Whenever you can get a double benefit from something, it’s worth a closer look. Protecting water resources and generating renewable energy are both important—and increasingly publicized—goals. A relatively simple and already-existing technology can do both things at once. But are there drawbacks?
Several years ago, you might recall, Los Angeles deployed “shade balls” to cover various of its reservoirs. The idea was that the small black plastic balls would slow evaporation, prevent the formation of algae, keep at least some dust and debris from settling on the water, and deter birds and other wildlife from splashing about in it. (They’re also known as “bird balls,” and something similar has been used near airports to keep birds away from lakes close to the runways.) They were also supposed to prevent the chemical reaction in which chlorine in the water, when exposed to sunlight, produces bromate, a potential carcinogen.

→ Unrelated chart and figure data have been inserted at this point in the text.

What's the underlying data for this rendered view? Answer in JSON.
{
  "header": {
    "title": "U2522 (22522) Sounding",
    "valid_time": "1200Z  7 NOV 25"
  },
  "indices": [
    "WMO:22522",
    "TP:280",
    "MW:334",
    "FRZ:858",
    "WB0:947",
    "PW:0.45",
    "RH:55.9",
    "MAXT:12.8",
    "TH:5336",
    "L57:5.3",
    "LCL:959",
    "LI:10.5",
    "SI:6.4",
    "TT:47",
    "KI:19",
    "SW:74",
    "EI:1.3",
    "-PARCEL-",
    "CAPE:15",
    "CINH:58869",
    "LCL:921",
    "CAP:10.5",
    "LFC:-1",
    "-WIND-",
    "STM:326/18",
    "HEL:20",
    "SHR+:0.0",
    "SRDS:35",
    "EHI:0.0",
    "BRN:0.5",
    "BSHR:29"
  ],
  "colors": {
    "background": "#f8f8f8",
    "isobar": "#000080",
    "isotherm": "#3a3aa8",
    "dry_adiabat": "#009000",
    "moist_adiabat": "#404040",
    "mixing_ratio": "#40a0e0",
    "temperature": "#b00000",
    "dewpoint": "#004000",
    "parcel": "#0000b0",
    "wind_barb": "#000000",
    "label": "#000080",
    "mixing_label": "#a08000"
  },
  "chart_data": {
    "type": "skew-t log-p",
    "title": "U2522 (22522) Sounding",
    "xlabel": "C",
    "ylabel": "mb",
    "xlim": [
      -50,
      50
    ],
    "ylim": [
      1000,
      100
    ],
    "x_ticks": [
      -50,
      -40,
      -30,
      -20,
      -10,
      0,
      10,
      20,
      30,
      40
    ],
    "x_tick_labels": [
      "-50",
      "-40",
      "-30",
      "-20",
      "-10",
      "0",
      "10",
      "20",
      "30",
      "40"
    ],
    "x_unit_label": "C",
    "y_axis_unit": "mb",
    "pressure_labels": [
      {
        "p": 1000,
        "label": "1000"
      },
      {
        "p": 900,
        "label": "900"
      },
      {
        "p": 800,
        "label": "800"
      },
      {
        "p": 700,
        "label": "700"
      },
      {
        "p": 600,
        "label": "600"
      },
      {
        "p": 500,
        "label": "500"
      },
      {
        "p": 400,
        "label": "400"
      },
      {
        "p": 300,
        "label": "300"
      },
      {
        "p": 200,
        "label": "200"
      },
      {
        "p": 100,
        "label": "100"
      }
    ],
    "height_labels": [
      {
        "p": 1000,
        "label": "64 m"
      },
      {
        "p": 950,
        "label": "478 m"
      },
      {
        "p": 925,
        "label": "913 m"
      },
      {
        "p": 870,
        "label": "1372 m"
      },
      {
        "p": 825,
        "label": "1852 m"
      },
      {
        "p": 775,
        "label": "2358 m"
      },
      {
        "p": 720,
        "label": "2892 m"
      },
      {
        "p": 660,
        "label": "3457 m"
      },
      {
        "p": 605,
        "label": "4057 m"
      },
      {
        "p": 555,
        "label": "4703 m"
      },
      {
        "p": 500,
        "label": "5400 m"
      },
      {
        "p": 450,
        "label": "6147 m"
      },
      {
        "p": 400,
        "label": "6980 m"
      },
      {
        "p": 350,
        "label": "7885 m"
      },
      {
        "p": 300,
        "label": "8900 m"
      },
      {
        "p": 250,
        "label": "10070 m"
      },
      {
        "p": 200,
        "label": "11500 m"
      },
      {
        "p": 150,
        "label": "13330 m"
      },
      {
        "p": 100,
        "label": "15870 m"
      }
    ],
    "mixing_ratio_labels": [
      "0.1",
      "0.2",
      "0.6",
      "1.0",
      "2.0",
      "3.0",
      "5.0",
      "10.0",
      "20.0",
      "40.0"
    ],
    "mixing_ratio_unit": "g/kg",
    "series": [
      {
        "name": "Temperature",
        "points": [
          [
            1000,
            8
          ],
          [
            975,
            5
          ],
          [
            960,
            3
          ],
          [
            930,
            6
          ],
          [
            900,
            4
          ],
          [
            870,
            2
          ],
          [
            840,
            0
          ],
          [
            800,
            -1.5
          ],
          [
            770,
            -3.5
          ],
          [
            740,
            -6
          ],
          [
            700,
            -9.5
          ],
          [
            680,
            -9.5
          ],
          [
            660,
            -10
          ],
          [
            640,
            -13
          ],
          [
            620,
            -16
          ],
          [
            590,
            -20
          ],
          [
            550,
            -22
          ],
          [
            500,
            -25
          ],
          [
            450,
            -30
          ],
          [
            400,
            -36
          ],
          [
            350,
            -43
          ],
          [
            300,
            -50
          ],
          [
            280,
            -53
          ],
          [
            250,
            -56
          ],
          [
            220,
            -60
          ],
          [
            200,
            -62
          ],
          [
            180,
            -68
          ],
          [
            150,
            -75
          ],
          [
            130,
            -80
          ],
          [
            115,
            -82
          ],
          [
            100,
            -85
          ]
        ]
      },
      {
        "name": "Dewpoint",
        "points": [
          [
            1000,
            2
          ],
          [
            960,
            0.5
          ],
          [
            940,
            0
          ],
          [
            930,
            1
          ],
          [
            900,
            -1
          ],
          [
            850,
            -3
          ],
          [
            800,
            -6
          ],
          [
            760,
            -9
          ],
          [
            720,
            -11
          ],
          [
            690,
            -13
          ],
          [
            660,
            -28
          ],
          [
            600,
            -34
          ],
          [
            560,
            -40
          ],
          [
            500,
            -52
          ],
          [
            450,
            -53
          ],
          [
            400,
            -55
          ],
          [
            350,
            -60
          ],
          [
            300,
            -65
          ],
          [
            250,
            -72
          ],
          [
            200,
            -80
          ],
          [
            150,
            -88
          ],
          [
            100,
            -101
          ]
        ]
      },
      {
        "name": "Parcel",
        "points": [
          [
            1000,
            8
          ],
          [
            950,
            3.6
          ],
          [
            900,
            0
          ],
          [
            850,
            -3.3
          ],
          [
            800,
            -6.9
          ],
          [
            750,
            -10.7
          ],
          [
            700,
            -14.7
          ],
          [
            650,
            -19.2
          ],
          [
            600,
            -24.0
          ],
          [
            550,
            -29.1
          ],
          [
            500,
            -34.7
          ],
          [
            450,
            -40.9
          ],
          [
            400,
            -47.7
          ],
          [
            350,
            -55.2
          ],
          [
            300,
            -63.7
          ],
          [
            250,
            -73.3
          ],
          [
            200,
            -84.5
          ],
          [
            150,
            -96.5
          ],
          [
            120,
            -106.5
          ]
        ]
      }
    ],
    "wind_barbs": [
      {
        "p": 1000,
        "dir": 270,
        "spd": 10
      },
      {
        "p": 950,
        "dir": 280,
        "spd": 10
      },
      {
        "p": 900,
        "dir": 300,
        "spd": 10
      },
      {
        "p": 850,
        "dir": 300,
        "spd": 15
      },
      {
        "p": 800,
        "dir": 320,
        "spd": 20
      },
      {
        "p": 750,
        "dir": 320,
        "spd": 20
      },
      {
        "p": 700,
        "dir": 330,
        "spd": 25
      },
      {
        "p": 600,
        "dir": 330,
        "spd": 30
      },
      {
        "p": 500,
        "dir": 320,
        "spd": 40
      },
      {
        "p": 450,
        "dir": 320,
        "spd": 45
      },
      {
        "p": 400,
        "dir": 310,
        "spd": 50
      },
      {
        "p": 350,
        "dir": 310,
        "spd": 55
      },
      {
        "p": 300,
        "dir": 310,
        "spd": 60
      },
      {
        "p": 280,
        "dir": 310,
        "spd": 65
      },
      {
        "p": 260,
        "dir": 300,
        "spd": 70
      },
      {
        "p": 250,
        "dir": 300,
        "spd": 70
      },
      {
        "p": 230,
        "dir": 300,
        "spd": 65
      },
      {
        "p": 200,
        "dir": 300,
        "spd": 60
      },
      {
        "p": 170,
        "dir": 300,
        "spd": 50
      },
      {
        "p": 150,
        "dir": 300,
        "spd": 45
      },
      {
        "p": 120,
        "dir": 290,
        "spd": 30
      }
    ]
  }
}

Critics at the time noted that the water and energy needed to manufacture the balls might be greater than the amount of water they could possibly save. But open bodies of water that are used as a source of drinking water generally must be covered in some way. Los Angeles has since replaced the balls on most of its reservoirs with more traditional floating covers, although a few remain in place.
There’s a different kind of cover, however, that can serve the same general purpose and then some: floating solar panels. The panels are becoming less expensive and are now commonplace on roofs and on solar farms in many parts of the country. Scientists at the National Renewable Energy Laboratory say that if we put floating photovoltaic panels (inevitably dubbed “floatovoltaics”) on a quarter of the country’s reservoirs, we could generate 10% of our power. (For comparison, in 2017, solar power accounted for just under 2% of US needs.)

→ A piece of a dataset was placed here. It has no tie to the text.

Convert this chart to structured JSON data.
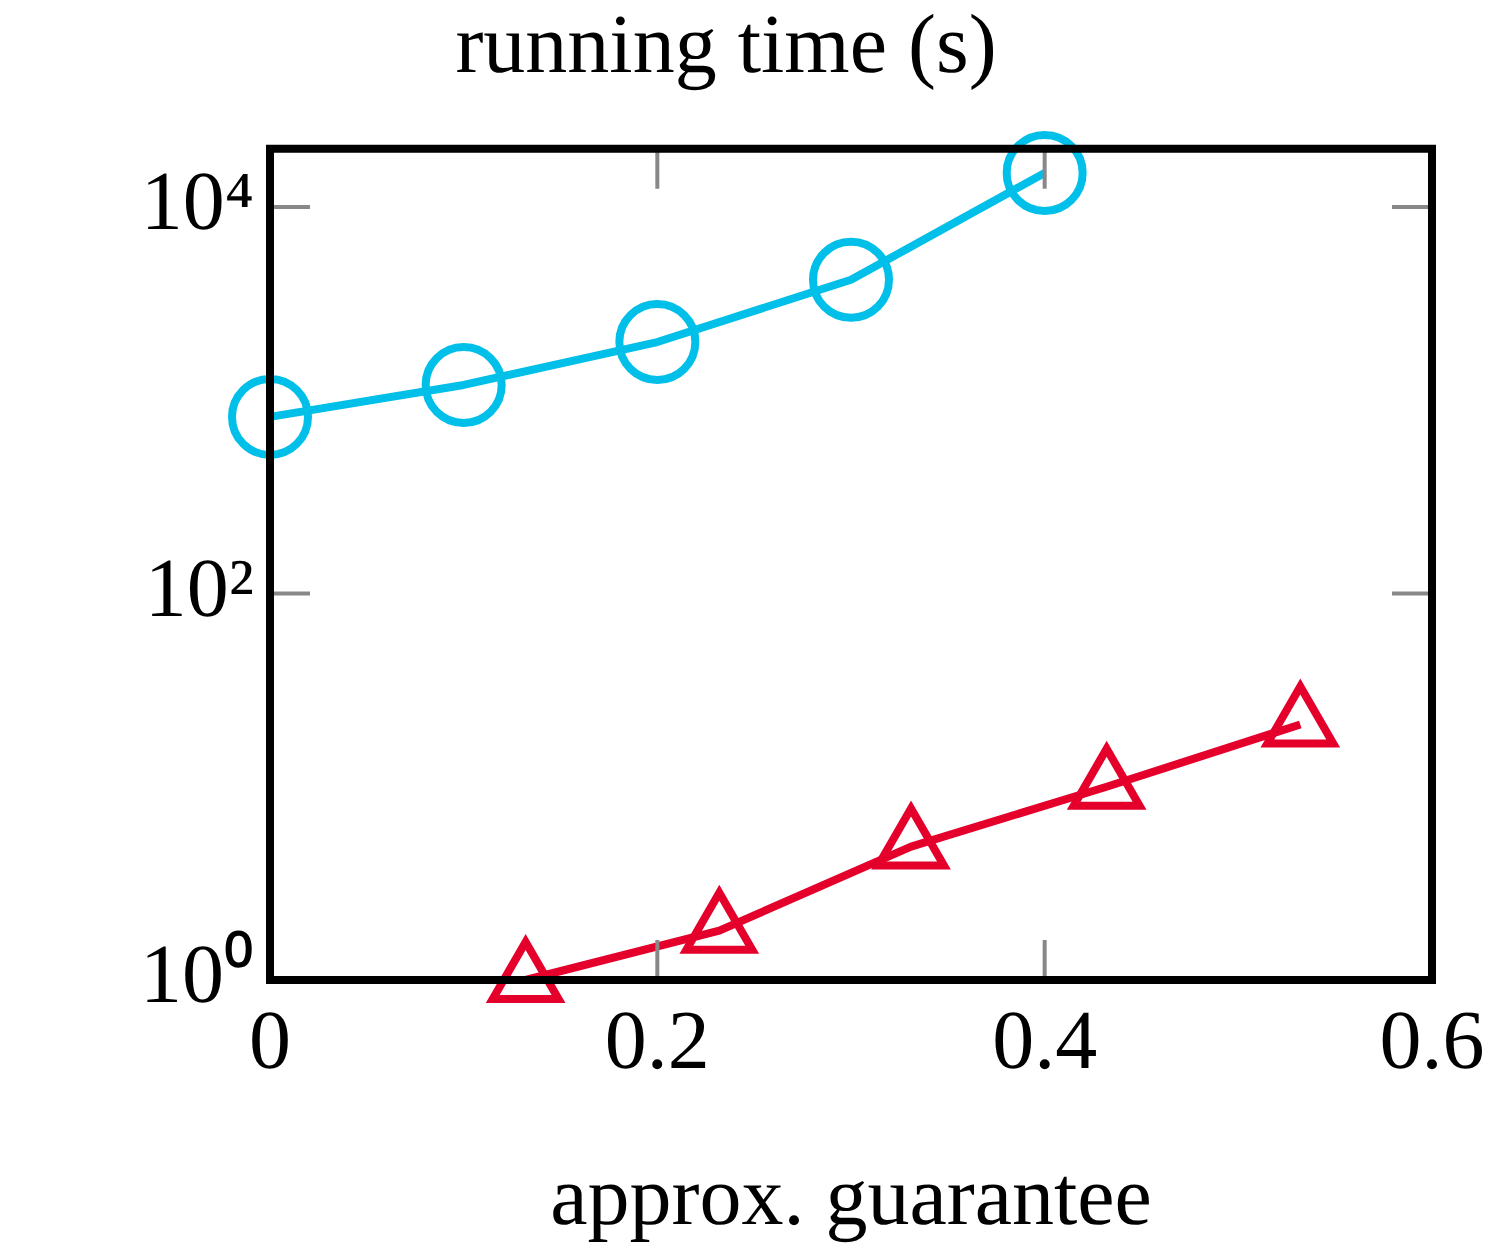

Although the technology has been in use for more than a decade—and although the first floating voltaic system was installed in the US—today just seven of the roughly 100 systems deployed worldwide are in this country. Japan has about 80%; the relative lack of open space for solar farms has been an incentive to adopt them.
Because the water helps keep the systems cool, floating solar panels are up to 22% more efficient than land-based ones. But the floating systems have some potential drawbacks as well. Accessing and maintaining them would be trickier than maintaining land-based photovoltaic panels. Some scientists have voiced reservations about how the systems would affect wildlife, although this would be more of a concern if they were placed on natural bodies of water rather than on drinking water reservoirs, which must have some sort of cover in any case. How to pay for them, how to connect them to existing transmission lines, and how to allocate the profits from the energy they produce are all questions to be worked out.
An engineer quoted in the article above says, “When you have fairly decent-sized companies that have installed two to three floatovoltaic systems, that will pull in other companies. I think it’ll only be a couple years before floatovolatics are commonplace.” Have you seen any of the current floating photovoltaic systems? (Most in the US are in California and New Jersey.) Do you think the technology will take off? Is it time to invest?